Open MPI logo

Open MPI User's Mailing List Archives

  |   Home   |   Support   |   FAQ   |   all Open MPI User's mailing list

Subject: Re: [OMPI users] OpenMPI deadlocks and race conditions ?
From: François PELLEGRINI (francois.pellegrini_at_[hidden])
Date: 2009-05-15 03:19:49


Bonjour Eugene,

users-request_at_[hidden] wrote:
> Date: Thu, 14 May 2009 17:06:07 -0700
> From: Eugene Loh <Eugene.Loh_at_[hidden]>
> Subject: Re: [OMPI users] OpenMPI deadlocks and race conditions ?
> To: Open MPI Users <users_at_[hidden]>
> Message-ID: <4A0CB1EF.5050403_at_[hidden]>
> Content-Type: text/plain; format=flowed; charset=ISO-8859-1
>
> Fran?ois PELLEGRINI wrote:
>
>> I sometimes run into deadlocks in OpenMPI (1.3.3a1r21206), when
>> running my MPI+threaded PT-Scotch software.
>>
> So, are there multiple threads per process that perform message-passing
> operations?

Yes. I use the MPI_THREAD_MULTIPLE level of MPI.

In some parts of the code, two threads can perform
simultaneous point-to-point and collective communication.
When they do so, it is on duplicated or split communicators,
not on the same one.

> Other comments below.

Thanks for the analysis. So, to synthesize, you think that,
for the part you reported on, valgrind (helgrind) is wrong,
because these concurrent accesses on shared data are performed
after some software lock has been set, such that no two
communication routines can write data at the same place at
the same time.

However, I still wonder about the deadlocks I have. Maybe
there is still a bug in my code and I update data structures
that are used by another communicating thread, but helgrind
would have noticed them, I guess.
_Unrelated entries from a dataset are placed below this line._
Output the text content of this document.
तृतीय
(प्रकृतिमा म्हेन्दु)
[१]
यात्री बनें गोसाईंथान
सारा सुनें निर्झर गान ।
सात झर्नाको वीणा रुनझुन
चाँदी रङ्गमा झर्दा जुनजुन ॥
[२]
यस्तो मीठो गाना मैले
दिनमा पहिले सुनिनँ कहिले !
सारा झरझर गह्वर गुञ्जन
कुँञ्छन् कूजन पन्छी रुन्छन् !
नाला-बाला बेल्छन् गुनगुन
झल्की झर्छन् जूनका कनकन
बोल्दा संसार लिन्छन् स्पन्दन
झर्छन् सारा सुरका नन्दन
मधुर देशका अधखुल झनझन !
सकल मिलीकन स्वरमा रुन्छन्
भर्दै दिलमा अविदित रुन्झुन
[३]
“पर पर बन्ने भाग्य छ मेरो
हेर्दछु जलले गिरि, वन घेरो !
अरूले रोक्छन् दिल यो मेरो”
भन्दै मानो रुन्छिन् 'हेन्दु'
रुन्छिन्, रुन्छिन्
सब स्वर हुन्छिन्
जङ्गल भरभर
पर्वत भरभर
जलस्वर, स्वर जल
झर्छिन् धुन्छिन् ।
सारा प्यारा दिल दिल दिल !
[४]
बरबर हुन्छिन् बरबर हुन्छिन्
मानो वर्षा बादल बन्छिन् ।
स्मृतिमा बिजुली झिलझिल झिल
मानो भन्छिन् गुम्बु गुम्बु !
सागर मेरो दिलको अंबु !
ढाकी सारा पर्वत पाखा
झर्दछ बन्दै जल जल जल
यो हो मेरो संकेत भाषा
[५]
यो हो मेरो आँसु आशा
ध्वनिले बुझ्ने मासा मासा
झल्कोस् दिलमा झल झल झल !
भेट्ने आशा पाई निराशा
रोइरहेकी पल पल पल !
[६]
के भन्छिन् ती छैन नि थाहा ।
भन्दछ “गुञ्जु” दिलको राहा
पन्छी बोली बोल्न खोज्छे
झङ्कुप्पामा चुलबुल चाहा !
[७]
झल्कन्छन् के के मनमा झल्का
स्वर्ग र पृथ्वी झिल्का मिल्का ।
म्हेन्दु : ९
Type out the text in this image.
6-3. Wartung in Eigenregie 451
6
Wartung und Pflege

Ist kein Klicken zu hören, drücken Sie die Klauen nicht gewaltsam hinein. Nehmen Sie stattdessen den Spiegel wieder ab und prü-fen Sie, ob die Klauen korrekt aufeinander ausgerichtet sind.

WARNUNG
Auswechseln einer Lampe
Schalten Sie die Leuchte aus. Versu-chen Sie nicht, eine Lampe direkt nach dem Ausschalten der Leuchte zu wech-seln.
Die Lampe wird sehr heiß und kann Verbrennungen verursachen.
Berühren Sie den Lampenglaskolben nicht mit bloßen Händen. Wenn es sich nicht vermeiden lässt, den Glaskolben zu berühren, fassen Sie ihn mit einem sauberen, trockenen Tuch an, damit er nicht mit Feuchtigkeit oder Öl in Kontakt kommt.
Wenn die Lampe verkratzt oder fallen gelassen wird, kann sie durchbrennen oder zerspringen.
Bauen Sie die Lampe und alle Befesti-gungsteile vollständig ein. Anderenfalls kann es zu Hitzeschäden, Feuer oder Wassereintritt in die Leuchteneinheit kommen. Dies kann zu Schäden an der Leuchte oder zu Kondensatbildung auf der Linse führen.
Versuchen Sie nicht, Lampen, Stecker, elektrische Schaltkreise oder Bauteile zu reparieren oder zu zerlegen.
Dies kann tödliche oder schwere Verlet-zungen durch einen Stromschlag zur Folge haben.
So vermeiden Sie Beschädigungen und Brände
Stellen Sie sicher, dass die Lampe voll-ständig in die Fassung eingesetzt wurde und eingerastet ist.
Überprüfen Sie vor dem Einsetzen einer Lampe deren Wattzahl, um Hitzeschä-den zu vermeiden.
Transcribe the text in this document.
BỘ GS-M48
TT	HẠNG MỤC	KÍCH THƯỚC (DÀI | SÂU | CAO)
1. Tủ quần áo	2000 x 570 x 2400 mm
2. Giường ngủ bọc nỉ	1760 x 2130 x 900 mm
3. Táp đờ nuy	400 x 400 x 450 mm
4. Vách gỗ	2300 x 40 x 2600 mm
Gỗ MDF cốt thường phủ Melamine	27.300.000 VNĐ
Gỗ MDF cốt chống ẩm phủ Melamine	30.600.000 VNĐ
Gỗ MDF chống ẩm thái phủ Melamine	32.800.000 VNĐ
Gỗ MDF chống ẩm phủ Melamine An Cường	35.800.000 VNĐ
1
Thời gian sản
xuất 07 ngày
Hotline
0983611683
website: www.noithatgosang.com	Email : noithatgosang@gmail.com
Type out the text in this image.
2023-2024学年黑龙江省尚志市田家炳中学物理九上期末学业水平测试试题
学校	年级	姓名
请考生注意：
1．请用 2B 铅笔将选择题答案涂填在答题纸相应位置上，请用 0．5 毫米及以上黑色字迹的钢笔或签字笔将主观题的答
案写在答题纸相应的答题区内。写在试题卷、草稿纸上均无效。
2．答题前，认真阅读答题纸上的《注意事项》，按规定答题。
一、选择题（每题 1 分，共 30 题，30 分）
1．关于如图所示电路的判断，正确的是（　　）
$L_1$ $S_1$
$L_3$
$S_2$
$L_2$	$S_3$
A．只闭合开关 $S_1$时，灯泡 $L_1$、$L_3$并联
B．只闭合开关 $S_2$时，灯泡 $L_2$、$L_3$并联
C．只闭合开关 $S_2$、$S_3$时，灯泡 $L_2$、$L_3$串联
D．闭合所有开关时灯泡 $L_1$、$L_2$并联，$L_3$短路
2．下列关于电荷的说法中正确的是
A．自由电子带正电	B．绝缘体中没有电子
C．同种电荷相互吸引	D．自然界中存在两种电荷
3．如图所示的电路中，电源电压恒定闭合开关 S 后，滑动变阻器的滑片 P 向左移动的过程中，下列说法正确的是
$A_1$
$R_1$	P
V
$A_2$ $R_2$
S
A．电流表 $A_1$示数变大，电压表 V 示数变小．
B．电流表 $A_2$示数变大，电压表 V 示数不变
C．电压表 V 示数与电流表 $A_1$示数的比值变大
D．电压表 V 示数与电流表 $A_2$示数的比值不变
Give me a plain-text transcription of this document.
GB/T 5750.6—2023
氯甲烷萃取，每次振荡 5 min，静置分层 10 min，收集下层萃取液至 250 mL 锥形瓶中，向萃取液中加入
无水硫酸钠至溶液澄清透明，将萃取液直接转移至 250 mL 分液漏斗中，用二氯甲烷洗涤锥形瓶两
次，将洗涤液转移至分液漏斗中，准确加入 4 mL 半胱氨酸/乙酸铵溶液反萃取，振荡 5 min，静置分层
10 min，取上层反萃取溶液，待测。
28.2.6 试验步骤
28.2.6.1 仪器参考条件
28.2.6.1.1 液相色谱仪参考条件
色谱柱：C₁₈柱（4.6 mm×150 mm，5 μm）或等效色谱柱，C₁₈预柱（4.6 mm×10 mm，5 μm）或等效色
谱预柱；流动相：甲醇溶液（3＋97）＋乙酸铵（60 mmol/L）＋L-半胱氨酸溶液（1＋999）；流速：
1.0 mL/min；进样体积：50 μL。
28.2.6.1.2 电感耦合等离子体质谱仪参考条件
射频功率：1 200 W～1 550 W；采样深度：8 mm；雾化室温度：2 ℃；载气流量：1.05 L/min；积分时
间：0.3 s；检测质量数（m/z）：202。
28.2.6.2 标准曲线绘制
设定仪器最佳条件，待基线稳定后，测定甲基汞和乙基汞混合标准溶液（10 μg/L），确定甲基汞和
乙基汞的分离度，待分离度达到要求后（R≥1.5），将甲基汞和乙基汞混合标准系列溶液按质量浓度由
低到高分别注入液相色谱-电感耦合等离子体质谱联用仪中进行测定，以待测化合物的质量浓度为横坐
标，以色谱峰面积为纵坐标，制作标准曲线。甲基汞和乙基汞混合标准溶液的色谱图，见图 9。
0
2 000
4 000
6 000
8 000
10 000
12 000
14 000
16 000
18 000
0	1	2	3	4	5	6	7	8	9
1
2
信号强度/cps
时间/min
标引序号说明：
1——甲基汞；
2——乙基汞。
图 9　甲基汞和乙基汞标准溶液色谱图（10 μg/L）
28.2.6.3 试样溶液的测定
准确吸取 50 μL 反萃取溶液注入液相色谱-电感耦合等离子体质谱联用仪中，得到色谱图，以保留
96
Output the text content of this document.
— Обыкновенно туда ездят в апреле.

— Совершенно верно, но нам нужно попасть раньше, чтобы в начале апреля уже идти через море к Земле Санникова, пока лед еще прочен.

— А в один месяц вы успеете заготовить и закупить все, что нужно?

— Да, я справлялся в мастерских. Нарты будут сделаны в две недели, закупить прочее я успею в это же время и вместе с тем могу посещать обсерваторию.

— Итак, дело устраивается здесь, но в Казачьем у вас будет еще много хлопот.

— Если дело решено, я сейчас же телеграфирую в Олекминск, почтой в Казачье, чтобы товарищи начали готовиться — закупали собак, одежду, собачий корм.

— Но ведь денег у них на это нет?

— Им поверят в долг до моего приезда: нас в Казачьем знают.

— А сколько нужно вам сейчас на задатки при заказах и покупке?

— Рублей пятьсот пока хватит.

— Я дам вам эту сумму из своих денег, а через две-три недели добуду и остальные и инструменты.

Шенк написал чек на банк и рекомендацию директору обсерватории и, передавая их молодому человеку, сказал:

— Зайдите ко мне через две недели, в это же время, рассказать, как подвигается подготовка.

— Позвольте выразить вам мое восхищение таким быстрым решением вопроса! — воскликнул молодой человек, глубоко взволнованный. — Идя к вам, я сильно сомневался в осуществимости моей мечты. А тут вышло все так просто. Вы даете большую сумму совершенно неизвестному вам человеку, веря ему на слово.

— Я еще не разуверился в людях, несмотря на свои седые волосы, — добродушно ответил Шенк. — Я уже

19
As I reported, what is most
puzzling to me is that barrier communication on one thread is
completed by a waitall on another thread, on another (duplicated)
communicator.

When communicators are duplicated or split, do they still share
some low-level data ? If so, maybe this is where the problem lies,
if this data is not fully protected ?

Thanks for the help,

                                f.p.